Bahkan orang Ukraina pun berusaha kabur dari negeri mereka. Demikian berbahayanya kehidupan di Ukraina sehingga liga sepakbolanya yang banyak melahirkan pemain-pemain kelas dunia, tak bisa digelar. Ditunda entah sampai kapan.

Krisis Ukraina yang diawali oleh perseteruan antara elit politik, berubah menjadi perebutan kekuasaan. Presiden Viktor Yanukovych yang berkuasa sejak 2010 pada 22 Februari 2014 dilengserkan oleh parlemen.

Pemicunya berawal pada November 2013. Terjadi perdebatan sengit di kalangan politisi. Antara mereka yang pro bergabung dengan Uni Eropa dan yang ingin berafiliasi dengan Rusia, bekas pecahan Uni Soviet.

Mayoritas rakyat Ukraina memang ingin bergabung dengan Uni Eropa. Tetapi sebagian kecil yang merasa tidak nyaman. Mereka yang tidak merasa nyaman, sekalipun masuk kategori minoritas, tetap kelompok itu tetap punya pengaruh. Di antaranya Presiden Viktor Yanukovych. Sehingga kekuatan mayoritas tidak serta mengalahkan minoritas.
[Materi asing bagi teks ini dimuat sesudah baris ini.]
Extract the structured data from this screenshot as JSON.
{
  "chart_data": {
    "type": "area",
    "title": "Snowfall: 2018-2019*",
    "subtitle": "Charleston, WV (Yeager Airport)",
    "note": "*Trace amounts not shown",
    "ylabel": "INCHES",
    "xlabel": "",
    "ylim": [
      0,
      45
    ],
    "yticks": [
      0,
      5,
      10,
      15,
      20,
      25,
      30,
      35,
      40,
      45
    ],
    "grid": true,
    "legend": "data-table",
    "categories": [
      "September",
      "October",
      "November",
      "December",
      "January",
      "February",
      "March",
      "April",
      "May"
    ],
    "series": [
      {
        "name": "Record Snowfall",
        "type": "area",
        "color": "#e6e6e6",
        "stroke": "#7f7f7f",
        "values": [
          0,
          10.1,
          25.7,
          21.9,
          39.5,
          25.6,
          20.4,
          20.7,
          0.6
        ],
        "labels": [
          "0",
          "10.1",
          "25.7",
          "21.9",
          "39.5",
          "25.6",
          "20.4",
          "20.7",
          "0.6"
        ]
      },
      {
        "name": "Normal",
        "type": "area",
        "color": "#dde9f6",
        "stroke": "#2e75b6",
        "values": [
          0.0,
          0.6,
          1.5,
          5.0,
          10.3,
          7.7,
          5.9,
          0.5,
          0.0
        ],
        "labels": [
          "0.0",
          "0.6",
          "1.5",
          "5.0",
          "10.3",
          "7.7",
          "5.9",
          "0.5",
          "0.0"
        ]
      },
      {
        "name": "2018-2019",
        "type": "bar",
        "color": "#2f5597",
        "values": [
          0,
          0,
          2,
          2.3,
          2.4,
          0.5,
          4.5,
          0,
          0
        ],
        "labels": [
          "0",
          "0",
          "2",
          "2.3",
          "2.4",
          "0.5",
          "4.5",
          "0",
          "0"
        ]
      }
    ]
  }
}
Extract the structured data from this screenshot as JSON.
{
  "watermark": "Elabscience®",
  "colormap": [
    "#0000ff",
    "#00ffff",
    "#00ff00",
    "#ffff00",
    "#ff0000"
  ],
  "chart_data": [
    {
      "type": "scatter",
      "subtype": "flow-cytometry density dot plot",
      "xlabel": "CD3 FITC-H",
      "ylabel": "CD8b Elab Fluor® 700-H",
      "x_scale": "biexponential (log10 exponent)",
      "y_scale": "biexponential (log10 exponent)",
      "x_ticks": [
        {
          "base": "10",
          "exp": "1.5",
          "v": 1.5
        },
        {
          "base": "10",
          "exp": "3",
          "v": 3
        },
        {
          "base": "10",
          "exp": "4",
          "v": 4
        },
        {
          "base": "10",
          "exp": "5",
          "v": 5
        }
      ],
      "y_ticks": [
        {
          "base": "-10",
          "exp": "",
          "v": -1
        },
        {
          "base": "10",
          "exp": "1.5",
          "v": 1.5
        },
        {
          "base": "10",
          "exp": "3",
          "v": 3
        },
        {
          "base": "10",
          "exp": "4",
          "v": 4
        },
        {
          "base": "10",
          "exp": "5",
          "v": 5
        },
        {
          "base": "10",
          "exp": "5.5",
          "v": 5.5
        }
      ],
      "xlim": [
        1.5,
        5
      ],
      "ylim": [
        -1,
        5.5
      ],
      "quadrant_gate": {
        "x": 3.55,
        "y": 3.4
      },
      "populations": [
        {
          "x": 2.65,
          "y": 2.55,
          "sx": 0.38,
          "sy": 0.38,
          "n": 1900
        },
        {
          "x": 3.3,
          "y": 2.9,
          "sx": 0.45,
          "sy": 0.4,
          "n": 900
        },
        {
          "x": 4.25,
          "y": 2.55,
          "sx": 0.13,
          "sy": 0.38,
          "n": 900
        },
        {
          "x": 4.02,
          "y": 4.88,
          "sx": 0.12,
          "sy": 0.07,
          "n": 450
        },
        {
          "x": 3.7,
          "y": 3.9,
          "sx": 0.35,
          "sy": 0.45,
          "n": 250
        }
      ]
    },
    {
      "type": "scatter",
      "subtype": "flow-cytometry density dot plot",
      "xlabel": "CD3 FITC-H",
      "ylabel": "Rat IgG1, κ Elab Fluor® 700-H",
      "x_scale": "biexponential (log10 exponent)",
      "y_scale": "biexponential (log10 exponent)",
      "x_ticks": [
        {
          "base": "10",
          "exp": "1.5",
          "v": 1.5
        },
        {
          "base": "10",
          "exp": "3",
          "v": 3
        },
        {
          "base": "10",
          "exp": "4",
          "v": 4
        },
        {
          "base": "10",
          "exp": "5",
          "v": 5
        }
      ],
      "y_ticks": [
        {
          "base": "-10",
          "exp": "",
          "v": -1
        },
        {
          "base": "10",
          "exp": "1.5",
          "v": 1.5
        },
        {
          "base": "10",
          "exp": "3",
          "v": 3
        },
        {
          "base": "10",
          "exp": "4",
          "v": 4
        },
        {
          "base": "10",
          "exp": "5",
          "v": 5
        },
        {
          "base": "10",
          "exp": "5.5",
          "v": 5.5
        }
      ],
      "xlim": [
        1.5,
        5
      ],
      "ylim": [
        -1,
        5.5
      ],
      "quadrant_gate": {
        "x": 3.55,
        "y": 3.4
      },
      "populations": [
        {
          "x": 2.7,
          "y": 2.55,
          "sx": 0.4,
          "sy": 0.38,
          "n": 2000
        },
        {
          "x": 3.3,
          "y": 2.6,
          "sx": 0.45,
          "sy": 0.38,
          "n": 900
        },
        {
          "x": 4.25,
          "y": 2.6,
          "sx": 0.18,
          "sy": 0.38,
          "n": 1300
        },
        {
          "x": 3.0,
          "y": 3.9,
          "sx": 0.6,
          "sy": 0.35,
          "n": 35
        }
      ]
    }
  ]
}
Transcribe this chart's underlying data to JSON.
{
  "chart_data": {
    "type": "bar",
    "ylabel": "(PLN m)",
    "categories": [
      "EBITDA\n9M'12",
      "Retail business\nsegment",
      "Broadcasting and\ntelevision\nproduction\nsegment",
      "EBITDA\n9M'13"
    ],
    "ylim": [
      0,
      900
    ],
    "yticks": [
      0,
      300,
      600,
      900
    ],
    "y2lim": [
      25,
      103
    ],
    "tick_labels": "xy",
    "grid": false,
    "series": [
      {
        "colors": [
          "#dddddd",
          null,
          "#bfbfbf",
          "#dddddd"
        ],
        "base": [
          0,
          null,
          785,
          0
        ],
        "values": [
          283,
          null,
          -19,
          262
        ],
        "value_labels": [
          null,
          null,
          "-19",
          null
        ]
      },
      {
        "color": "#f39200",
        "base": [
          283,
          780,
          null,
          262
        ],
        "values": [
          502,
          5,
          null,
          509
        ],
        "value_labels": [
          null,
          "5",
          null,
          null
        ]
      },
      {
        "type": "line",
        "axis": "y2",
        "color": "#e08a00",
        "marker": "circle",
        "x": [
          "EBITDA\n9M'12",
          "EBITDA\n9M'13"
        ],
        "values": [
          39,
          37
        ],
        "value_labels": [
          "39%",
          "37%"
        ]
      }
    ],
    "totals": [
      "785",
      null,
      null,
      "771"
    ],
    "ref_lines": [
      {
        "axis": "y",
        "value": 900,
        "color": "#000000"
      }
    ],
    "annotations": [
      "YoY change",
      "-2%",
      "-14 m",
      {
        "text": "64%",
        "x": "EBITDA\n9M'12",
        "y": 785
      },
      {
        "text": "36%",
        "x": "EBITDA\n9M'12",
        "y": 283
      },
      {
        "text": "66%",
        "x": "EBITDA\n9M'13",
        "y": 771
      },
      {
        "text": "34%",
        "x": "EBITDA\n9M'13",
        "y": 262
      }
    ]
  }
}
Ketidaksetujuannya inilah yang mendorong oposisi melancarkan demonstrasi dan penggembosan yang berujung pada penggulingan Presiden Yanukovych oleh parlemen pada Sabtu 22 Februari 2014.

Presiden Vicktor Yanukovych yang dikenal dekat dengan Presiden Rusia, Vladimir Putin, punya alasan untuk membawa Ukraina bergabung dengan Rusia. Sebab Ukaina sesungguhnya banyak bergantung pada bantuan Rusia.

Tapi sejarah juga menunjukkan ketika Nazi berkuasa di Jerman, banyak warga Ukraina yang menjadi kolaborator Nazi. Dan warga yang dimaksud pada umumnya beretnik Rusia. Inilah yang tidak dikehendaki oleh mayoritas Ukraina - jika negara tersebut bergabung dengan Rusia.